Sign: Your hair and nails break easily.
Potential deficiency: This could be a biotin deficiency. Biotin helps your body turn food into energy. If you're falling short in this vitamin, you might also experience muscle fatigue or pain, cramps, or tingling extremities.
How to improve it: Add biotin-rich foods to your diet, including meat and fish, dairy, egg yolks, nuts and seeds, sweet potatoes, spinach, whole grains, broccoli, and bananas.
Sign: You have canker sores around your mouth.
Potential deficiency: A lack of iron and B vitamins like thiamine, riboflavin, and pyridoxine may be to blame here if you're experiencing extreme dryness or canker sores.
How to improve it: Make sure you're eating enough leafy greens, whole grains, nuts and seeds, legumes, fish, meat, and poultry.
Sign: Your gums bleed.
Potential deficiency: You could be low in vitamin C, which plays a significant role in healing the body. It's also a natural immunity booster and helps prevent cell damage. If you're low on this essential vitamin, you might also experience tooth loss, frequent nosebleeds, easy bruising, and slow wound healing.
How to improve it: Make a colorful array of fruits and vegetables a regular part of your diet. Foods rich in vitamin C include oranges, broccoli, Brussels sprouts, cantaloupe, kale, and strawberries.

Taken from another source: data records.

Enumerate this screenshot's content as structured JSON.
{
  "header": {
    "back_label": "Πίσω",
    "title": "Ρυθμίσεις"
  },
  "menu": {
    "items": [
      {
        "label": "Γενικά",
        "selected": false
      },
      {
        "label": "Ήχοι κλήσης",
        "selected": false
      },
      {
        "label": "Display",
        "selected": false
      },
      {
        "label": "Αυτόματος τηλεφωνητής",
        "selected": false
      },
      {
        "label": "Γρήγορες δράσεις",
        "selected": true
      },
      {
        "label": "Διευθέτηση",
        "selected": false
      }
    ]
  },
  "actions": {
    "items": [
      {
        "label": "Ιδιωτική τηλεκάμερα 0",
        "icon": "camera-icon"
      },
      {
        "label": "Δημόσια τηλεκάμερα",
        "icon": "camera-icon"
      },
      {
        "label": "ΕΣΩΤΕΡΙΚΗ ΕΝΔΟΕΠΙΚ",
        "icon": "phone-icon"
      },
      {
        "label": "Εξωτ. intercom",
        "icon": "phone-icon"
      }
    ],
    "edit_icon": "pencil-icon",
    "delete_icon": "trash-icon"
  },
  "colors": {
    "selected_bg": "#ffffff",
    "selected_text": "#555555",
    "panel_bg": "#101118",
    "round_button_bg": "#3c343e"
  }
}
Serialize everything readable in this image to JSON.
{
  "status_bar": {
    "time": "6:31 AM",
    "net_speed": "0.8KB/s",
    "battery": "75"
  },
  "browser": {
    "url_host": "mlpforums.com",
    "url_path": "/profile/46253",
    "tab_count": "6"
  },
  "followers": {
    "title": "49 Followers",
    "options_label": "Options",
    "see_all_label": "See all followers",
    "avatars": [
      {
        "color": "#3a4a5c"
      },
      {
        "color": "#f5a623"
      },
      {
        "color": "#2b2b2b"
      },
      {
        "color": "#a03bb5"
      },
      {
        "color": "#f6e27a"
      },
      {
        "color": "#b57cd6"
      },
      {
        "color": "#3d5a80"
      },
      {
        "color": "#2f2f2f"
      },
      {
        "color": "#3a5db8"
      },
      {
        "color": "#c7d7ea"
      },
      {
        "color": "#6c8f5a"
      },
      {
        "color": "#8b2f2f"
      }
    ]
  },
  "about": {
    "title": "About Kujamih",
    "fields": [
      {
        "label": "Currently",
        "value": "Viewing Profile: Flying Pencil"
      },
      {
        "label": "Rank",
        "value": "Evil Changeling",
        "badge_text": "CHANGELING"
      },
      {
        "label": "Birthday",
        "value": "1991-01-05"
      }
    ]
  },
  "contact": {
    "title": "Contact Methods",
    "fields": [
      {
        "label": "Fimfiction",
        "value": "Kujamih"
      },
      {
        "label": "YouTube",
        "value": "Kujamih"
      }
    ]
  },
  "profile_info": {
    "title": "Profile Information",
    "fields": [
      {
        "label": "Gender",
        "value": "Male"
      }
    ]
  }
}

Sign: You have trouble seeing at night.
Potential deficiency: This could be caused by a lack of vitamin A, which is crucial for healthy vision.
How to improve it: Incorporate foods rich in vitamin A into your diet, including yellow and orange vegetables, leafy greens, dairy, eggs, and fish.

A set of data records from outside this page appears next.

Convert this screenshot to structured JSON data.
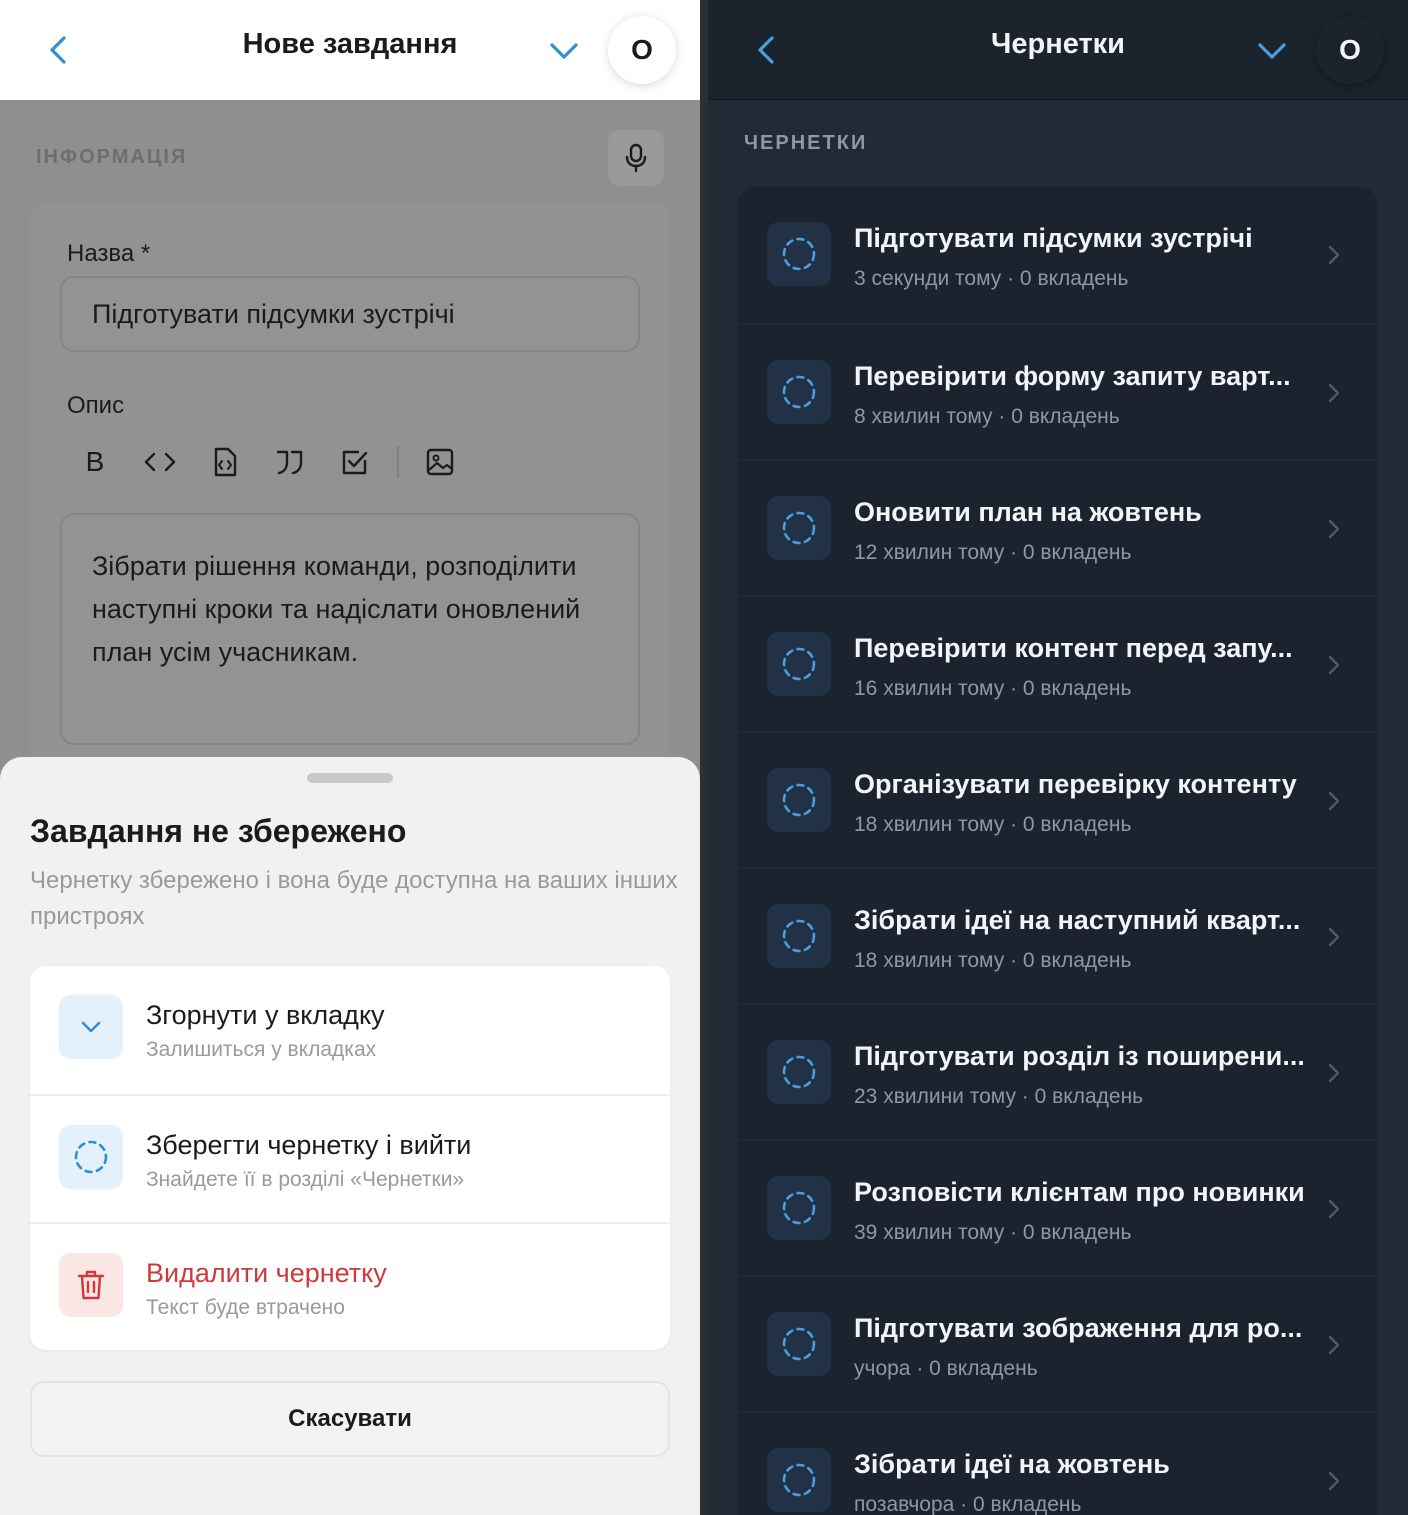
{
  "left": {
    "header": {
      "title": "Нове завдання",
      "avatar": "O"
    },
    "section": "ІНФОРМАЦІЯ",
    "name_label": "Назва *",
    "name_value": "Підготувати підсумки зустрічі",
    "desc_label": "Опис",
    "toolbar": [
      "bold-icon",
      "code-icon",
      "code-file-icon",
      "quote-icon",
      "checkbox-icon",
      "image-icon"
    ],
    "toolbar_bold": "B",
    "desc_value": "Зібрати рішення команди, розподілити наступні кроки та надіслати оновлений план усім учасникам.",
    "sheet": {
      "title": "Завдання не збережено",
      "subtitle": "Чернетку збережено і вона буде доступна на ваших інших пристроях",
      "options": [
        {
          "title": "Згорнути у вкладку",
          "subtitle": "Залишиться у вкладках",
          "icon": "chevron-down-icon",
          "color": "#1b1b1b"
        },
        {
          "title": "Зберегти чернетку і вийти",
          "subtitle": "Знайдете її в розділі «Чернетки»",
          "icon": "draft-circle-icon",
          "color": "#1b1b1b"
        },
        {
          "title": "Видалити чернетку",
          "subtitle": "Текст буде втрачено",
          "icon": "trash-icon",
          "color": "#d0393a"
        }
      ],
      "cancel": "Скасувати"
    }
  },
  "right": {
    "header": {
      "title": "Чернетки",
      "avatar": "O"
    },
    "section": "ЧЕРНЕТКИ",
    "drafts": [
      {
        "title": "Підготувати підсумки зустрічі",
        "subtitle": "3 секунди тому · 0 вкладень"
      },
      {
        "title": "Перевірити форму запиту варт...",
        "subtitle": "8 хвилин тому · 0 вкладень"
      },
      {
        "title": "Оновити план на жовтень",
        "subtitle": "12 хвилин тому · 0 вкладень"
      },
      {
        "title": "Перевірити контент перед запу...",
        "subtitle": "16 хвилин тому · 0 вкладень"
      },
      {
        "title": "Організувати перевірку контенту",
        "subtitle": "18 хвилин тому · 0 вкладень"
      },
      {
        "title": "Зібрати ідеї на наступний кварт...",
        "subtitle": "18 хвилин тому · 0 вкладень"
      },
      {
        "title": "Підготувати розділ із поширени...",
        "subtitle": "23 хвилини тому · 0 вкладень"
      },
      {
        "title": "Розповісти клієнтам про новинки",
        "subtitle": "39 хвилин тому · 0 вкладень"
      },
      {
        "title": "Підготувати зображення для ро...",
        "subtitle": "учора · 0 вкладень"
      },
      {
        "title": "Зібрати ідеї на жовтень",
        "subtitle": "позавчора · 0 вкладень"
      }
    ]
  },
  "colors": {
    "accent": "#2f8fd6",
    "accent_dark": "#4a9fe0",
    "danger": "#d0393a"
  }
}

Sign: You have scaly skin.
Potential deficiency: You could be low in zinc or B vitamins like niacin, riboflavin, and pyridoxine.
How to improve it: Eat foods like starchy and green vegetables, nuts and seeds, whole grains, eggs, dairy, poultry, fish, and meat.

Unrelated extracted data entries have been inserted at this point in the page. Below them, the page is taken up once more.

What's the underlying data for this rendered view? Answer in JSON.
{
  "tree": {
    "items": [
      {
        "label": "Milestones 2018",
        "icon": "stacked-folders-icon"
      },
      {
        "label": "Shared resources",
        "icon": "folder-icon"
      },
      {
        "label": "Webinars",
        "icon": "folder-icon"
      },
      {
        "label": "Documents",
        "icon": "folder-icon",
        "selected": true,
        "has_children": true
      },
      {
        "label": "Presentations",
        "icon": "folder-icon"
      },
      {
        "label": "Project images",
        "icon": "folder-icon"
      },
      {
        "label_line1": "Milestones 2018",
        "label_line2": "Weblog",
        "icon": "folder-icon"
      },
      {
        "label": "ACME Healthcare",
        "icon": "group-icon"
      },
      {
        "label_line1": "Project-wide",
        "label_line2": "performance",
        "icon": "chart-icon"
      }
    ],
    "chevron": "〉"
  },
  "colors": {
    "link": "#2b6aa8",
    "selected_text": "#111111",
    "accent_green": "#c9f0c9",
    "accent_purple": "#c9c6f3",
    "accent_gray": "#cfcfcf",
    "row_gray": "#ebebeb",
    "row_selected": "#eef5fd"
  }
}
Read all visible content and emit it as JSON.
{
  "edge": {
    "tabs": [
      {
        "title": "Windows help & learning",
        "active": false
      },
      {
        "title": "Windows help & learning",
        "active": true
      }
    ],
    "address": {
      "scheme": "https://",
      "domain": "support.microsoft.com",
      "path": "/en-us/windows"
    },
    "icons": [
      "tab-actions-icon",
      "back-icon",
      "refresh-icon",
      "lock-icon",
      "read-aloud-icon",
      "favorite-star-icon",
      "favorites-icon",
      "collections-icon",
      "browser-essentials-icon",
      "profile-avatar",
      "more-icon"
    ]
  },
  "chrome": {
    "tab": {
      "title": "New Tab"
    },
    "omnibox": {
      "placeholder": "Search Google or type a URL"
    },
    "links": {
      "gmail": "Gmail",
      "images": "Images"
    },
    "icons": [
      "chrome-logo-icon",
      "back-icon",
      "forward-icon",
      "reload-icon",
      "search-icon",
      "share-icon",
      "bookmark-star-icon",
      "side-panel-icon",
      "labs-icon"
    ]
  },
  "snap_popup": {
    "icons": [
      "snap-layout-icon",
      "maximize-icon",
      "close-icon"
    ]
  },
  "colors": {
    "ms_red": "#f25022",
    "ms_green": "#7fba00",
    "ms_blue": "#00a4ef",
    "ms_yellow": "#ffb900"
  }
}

Sign: You have restless legs.
Potential deficiency: You might be low in iron or magnesium.
How to improve it: Eat iron-rich foods like poultry and fish, nuts and seeds, whole grains, and leafy greens. To boost magnesium intake, eat almonds, black beans, edamame, peanuts, and spinach. For better absorption, pair these foods with those high in vitamin C, like fruits and vegetables.
Sign: Your limbs are numb or tingly.
Potential deficiency: A lower-than-normal calcium intake may be to blame. Aside from supporting bone health, calcium plays a role in controlling nerve and muscle function. If you're low on calcium, you might also experience irregular heartbeats.
How to improve it: Eat calcium-rich foods like broccoli, kale, cheese, and yogurt.
Sign: You're frequently fatigued or have muscle weakness.
Potential deficiency: While fatigue and muscle weakness can be symptoms of dozens of conditions, they could be caused by a lack of potassium or vitamin D. This deficiency could also lead to bone pain, constipation, and mood swings.
How to improve it: Eat potassium-rich foods like bananas and legumes like lentils and kidney beans. To get more vitamin D, incorporate more fatty fish like salmon and tuna into your diet. Also make sure you're getting at least a few minutes of natural, direct sunlight exposure daily.
To confirm whether you're deficient in one or more vitamins, you can request a full-spectrum blood test from your health care practitioner. Either way, adding these nutritious whole foods to your diet can be all you need for optimal, natural health—not to mention all the vitamins your body needs.